4. Learned Counsel for the appellant has contended that offence punishable under Section 3(1)(xi) of the Act is not made out and on the basis of the prosecution evidence, appellant could have been convicted under Section 354 of IPC at the most. The contention of the learned Counsel deserves to be accepted, as prosecution has failed to establish the essential ingredients required for constituting the offence punishable under Section 3(1)(xi) of the Act.

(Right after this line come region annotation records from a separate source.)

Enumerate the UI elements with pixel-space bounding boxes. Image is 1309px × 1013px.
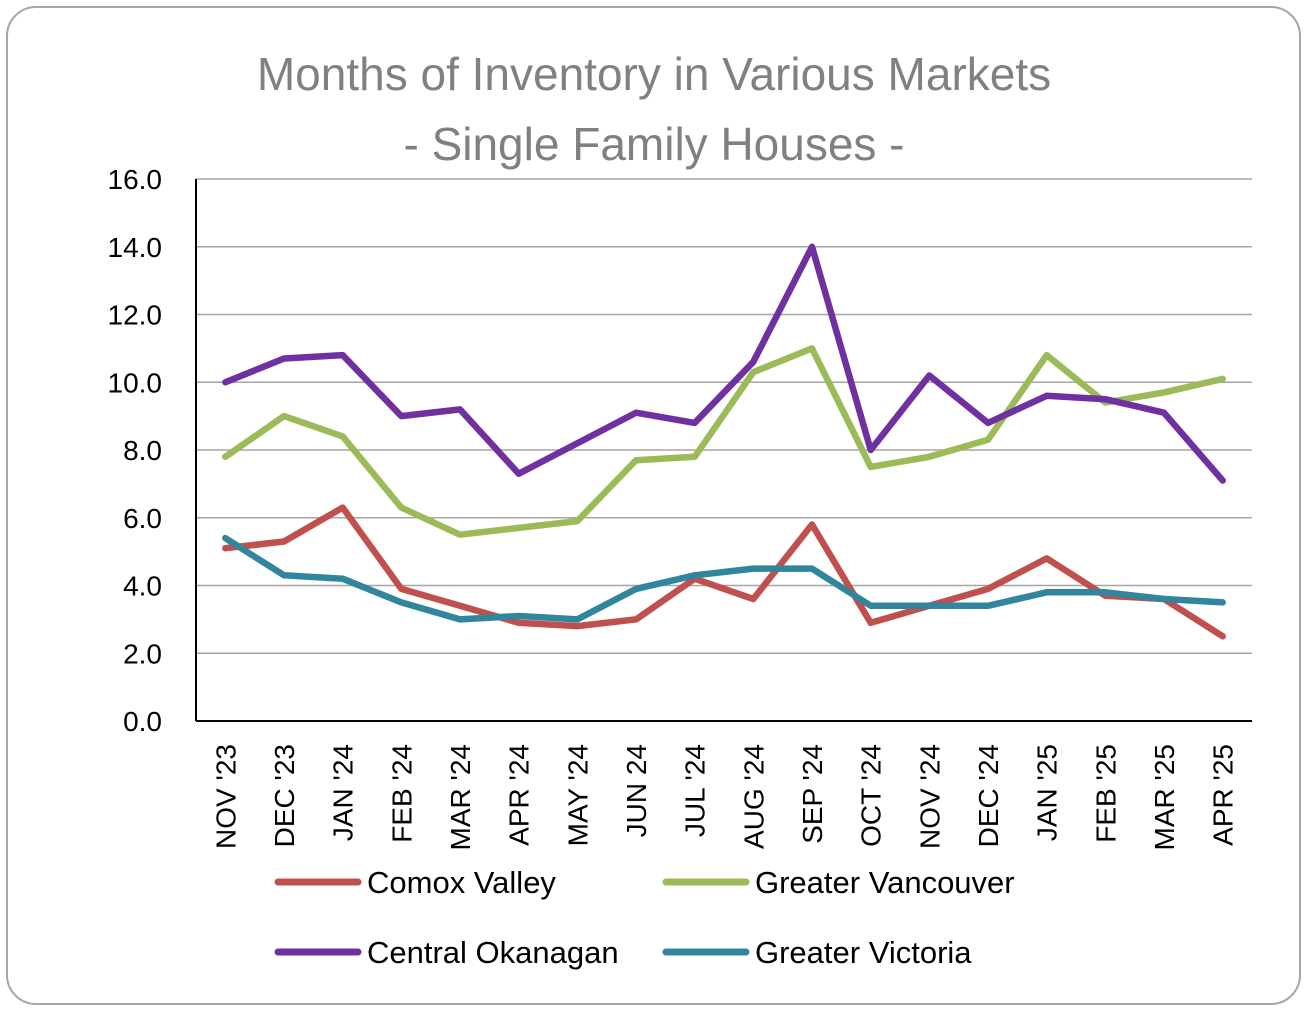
chart-frame	[6, 6, 1301, 1005]
y-tick-label: 10.0	[108, 367, 163, 398]
x-tick-label: SEP '24	[797, 744, 828, 844]
axes	[195, 179, 1252, 722]
x-tick-label: JAN '25	[1032, 744, 1063, 841]
legend-item-comox-valley: Comox Valley	[274, 865, 556, 900]
x-tick-label: JUL '24	[680, 744, 711, 837]
y-tick-label: 0.0	[123, 706, 162, 737]
y-tick-label: 12.0	[108, 300, 163, 331]
y-tick-label: 16.0	[108, 164, 163, 195]
x-axis-ticks: NOV '23 DEC '23 JAN '24 FEB '24 MAR '24 APR '…	[210, 744, 1238, 851]
y-axis-ticks: 0.0 2.0 4.0 6.0 8.0 10.0 12.0 14.0 16.0	[108, 164, 163, 737]
y-tick-label: 4.0	[123, 571, 162, 602]
legend: Comox Valley Greater Vancouver Central Oka…	[274, 865, 1015, 970]
legend-label: Comox Valley	[367, 865, 556, 900]
x-tick-label: OCT '24	[856, 744, 887, 847]
x-tick-label: MAY '24	[562, 744, 593, 846]
legend-item-greater-vancouver: Greater Vancouver	[662, 865, 1015, 900]
series-line-central-okanagan	[222, 243, 1226, 484]
legend-label: Central Okanagan	[367, 935, 619, 970]
x-tick-label: FEB '25	[1090, 744, 1121, 843]
x-tick-label: DEC '24	[973, 744, 1004, 847]
x-tick-label: DEC '23	[269, 744, 300, 847]
y-tick-label: 8.0	[123, 435, 162, 466]
x-tick-label: JUN 24	[621, 744, 652, 837]
series-line-greater-victoria	[222, 534, 1226, 623]
legend-item-central-okanagan: Central Okanagan	[274, 935, 619, 970]
series-line-comox-valley	[222, 504, 1226, 640]
series-line-greater-vancouver	[222, 345, 1226, 538]
legend-label: Greater Victoria	[755, 935, 972, 970]
x-tick-label: NOV '24	[914, 744, 945, 849]
series-lines	[222, 243, 1226, 640]
legend-label: Greater Vancouver	[755, 865, 1015, 900]
x-tick-label: FEB '24	[386, 744, 417, 843]
x-tick-label: JAN '24	[328, 744, 359, 841]
x-tick-label: MAR '25	[1149, 744, 1180, 851]
x-tick-label: APR '25	[1208, 744, 1239, 846]
chart-title-line-2: - Single Family Houses -	[403, 118, 904, 170]
legend-item-greater-victoria: Greater Victoria	[662, 935, 972, 970]
y-tick-label: 14.0	[108, 232, 163, 263]
y-tick-label: 2.0	[123, 638, 162, 669]
x-tick-label: APR '24	[504, 744, 535, 846]
x-tick-label: MAR '24	[445, 744, 476, 851]
x-tick-label: NOV '23	[210, 744, 241, 849]
chart-title-line-1: Months of Inventory in Various Markets	[257, 48, 1051, 100]
y-tick-label: 6.0	[123, 503, 162, 534]
x-tick-label: AUG '24	[738, 744, 769, 849]
chart-title: Months of Inventory in Various Markets - …	[257, 48, 1051, 170]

5. In order to establish the charge under the aforesaid section, it is essential to prove that the prosecutrix belongs to Scheduled Caste or Scheduled Tribe community and criminal force was used on her by a person who is not a member of Scheduled Caste or Scheduled Tribe community. In the present case, the prosecution has not led any evidence to the effect that the caste, to which the prosecutrix belongs, is included in the Scheduled Caste or Scheduled Tribe. Learned Counsel for the State has submitted that the accused appellant has admitted in his examination under Section 313 of the Criminal Procedure Code that prosecutrix is ‘Chamar’ by caste. He has not challenged the caste of the prosecutrix. Therefore, prosecution was not obliged to lead any evidence regarding the fact whether the prosecutrix belonged to SC or ST community or not.

6. In the testimony of prosecutrix (P.W. 1), it is said that she is ‘Chamar’ by caste and the appellant has admitted this fact. She has not said that she is a member of SC or ST or whether her caste is included in the list of SC caste. Her husband (P.W. 2) has deposed that he is “Suryawanshi Chamar” by caste. The prosecution has not led any evidence to the effect that “Suryawanshi Chamar” is the caste which has been included in the list of SC or ST. In the absence of any such evidence, this fact can not be taken for granted that prosecutrix belongs to the SC or ST community. As being one of the essential ingredients, this fact was required to be proved beyond any reasonable doubt by the prosecution.

7. Assuming that it is established that the prosecutrix belongs to SC or ST, still it is difficult to hold that the offence under Section 3(1)(xi) of the Act is established. There is not evidence to show that the appellant used criminal force to the prosecutrix to outrage her modesty only because she belonged to a particular caste or community. There is no such circumstance to suggest that her modesty was intended or tried to be outraged, simply because she belonged to a particular community. It is thus clear that the ingredient of Section 3(1)(xi) of the Act is not proved and conviction of the appellant under Section 3(1)(xi) of the Act deserves to be set aside. The ingredient of the offence punishable under Section 506 of Indian Penal Code has also not been proved. The so called threat given by the appellant does not appear to be real in the sense. There is no circumstance to suggest that appellant meant what he said. There is also no evidence that the victim of the threat felt threatened actually. The conviction of the appellant under Section 506 of Indian Penal Code is also not maintainable and deserves to be set aside.

8. No minimum sentence has been prescribed under Section 354 of IPC and even a sentence of fine alone can be inflicted for such an offence. Appellant has already undergone some part of jail sentence awarded to him. Looking to the facts and circumstances of the case and keeping in view that his conviction under Section 3(1)(xi) of the Act and under Section 506 of IPC has been set aside and he is being convicted only under Section 354 of IPC, the ends of justice will be served if a sentence already undergone by him is inflicted on him and sentence of fine of Rs. 500/- (Rupees five hundred) is also imposed on him.

9. Consequently, this appeal is partly allowed. The appellant is acquitted of the charge under Section 3(1)(xi) of the Act and Section 506 of Indian Penal Code, but he is convicted under Section 354 of Indian Penal Code and sentenced with imprisonment already undergone by him and pay fine of Rs. 500/- (Rupees five hundred); in default of payment of fine, he shall suffer rigorous imprisonment for one month.